Vitamins in Fruits & Vegetables

Fruits and vegetables contain essential vitamins and nutrients that can help lower blood pressure, reduce the risk of certain cancers and fight heart disease and stroke. Women should aim for 2 to 3 cups of each fruits and vegetables per day. Fruits and vegetables are rich in vitamins and your choice of what to eat can be based on what's in season or what vitamins you want to increase your intake of.


Vitamin A

Vitamin A, also called retinol, is essential for eye and skin health. Vitamin A is an antioxidant, helping your body fight free radicals that can cause tissue and cell damage. Vitamin A is found in vegetables and fruits such as carrots, broccoli, kale, pumpkin, sweet potatoes, cantaloupe and red peppers.

Vitamin C

Vitamin C boosts the immune system and protects against cardiovascular disease, prenatal health problems, eye disease and skin wrinkling.Get plenty of vitamin C by eating red and green peppers, kiwis, strawberries, sweet potatoes, kale, cantaloupe, broccoli, pineapple, Brussels sprouts, oranges, mangoes, tomato juice and cauliflower.

Vitamin E

Vitamin E is an antioxidant that neutralizes free radicals in the body that can cause cell degeneration. Vitamin E also improves circulatory functions and aids in blood clotting. Vitamin E can be found in spinach, broccoli, kiwi, mangoes and tomatoes.

Vitamin K

Vitamin K is primarily beneficial for blood clotting and the body's ability to repair itself and heal wounds.

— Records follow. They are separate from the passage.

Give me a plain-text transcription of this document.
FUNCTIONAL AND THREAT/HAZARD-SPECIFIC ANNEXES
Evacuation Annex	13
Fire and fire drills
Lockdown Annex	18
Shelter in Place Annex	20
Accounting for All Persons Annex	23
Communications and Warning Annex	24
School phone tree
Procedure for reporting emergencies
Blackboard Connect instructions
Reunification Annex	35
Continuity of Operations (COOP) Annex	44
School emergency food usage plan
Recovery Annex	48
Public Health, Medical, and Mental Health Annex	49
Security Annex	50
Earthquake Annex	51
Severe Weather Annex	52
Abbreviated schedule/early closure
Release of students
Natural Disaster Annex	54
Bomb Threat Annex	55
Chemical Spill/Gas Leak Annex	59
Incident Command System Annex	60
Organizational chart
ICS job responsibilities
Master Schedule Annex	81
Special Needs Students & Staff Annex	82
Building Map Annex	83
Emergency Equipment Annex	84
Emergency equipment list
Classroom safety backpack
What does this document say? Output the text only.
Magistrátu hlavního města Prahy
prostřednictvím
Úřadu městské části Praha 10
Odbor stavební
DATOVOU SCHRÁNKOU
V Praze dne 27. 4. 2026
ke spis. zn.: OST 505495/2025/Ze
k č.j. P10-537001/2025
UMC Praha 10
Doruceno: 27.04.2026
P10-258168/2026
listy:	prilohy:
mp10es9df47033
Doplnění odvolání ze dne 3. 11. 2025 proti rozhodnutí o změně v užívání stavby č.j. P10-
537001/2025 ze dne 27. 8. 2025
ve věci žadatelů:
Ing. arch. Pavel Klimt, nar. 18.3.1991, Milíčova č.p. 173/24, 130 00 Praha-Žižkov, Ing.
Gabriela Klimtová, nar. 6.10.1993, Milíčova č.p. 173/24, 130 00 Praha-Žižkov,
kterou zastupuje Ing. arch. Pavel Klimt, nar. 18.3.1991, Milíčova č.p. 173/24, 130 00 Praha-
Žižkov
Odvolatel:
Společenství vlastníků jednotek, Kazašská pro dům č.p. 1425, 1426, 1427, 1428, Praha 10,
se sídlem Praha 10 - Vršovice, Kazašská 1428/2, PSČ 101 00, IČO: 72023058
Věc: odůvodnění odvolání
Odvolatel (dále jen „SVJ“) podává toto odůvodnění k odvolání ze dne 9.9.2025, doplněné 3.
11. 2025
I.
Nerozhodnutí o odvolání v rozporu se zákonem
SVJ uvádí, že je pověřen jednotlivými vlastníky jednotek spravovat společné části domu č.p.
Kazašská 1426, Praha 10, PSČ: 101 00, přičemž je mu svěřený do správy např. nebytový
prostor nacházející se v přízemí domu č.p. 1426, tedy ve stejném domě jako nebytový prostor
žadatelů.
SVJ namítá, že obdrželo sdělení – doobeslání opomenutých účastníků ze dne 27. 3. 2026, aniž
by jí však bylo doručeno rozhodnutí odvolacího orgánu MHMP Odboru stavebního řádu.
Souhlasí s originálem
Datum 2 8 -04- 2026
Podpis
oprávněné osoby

Find this beneficial vitamin in cauliflower, Brussels sprouts, broccoli, lettuce, spinach, tomatoes, cabbage and string beans.

B Vitamins

B vitamins, such as folate, niacin, riboflavin and thiamin, reduce heart disease and stroke, ease stress, alleviate depression, help the nervous system and help break down carbohydrates. B Vitamins can be found in bananas, lentils, chili peppers, dark leafy vegetables, berries and beans.